Recently, the ugly pumpkins stopped coming. Instead, Aaron delivered me rustic mugs with quaint mountain motifs. “For her mountain girl,” he said. Next, he brought home an attractive bowl encircled by the forest green outline of fir trees. These weren’t rejects. These were personal. These were actual gifts!
At Christmas, Sue gave me her present last. “This was the best thing I made this year, and I made it just for you.” I unwrapped the large serving bowl, admiring the green trees, the shining sun, the cute tent in the center. “Thank you,” I said, hugging her, touched that finally, Sue’s best was for me.
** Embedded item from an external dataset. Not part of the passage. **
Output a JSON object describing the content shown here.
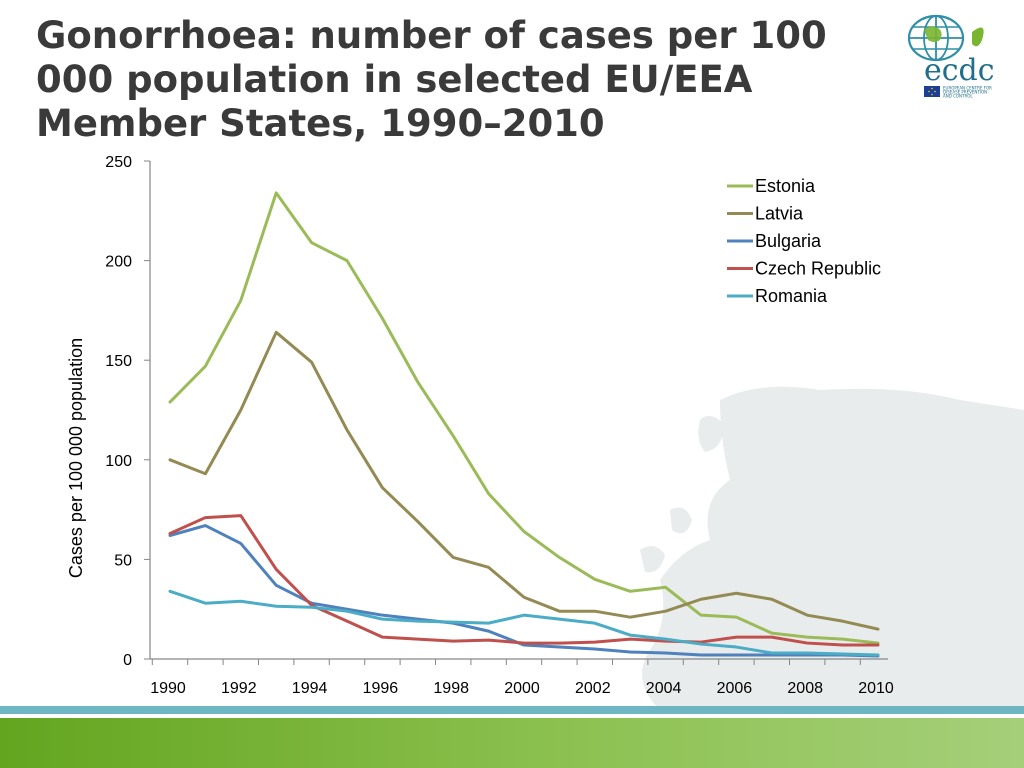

The why, as always, is a mystery. I like to think that maybe the whole time Sue was practicing her pottery, working the clay, smoothing away the lumps and dents, carefully spinning out the fragile shapes of things yet unidentified, that she was also working at loving people, loving me, loving herself; each ugly pumpkin bringing her closer to her own capacities, her own limits, to all our flaws so beautiful and ugly, patiently kneaded and molded and painted and fired, until we can finally offer them to each other, the best and worst of ourselves, brilliantly colored and finely displayed; in every fragile shape found a version of love we can accept.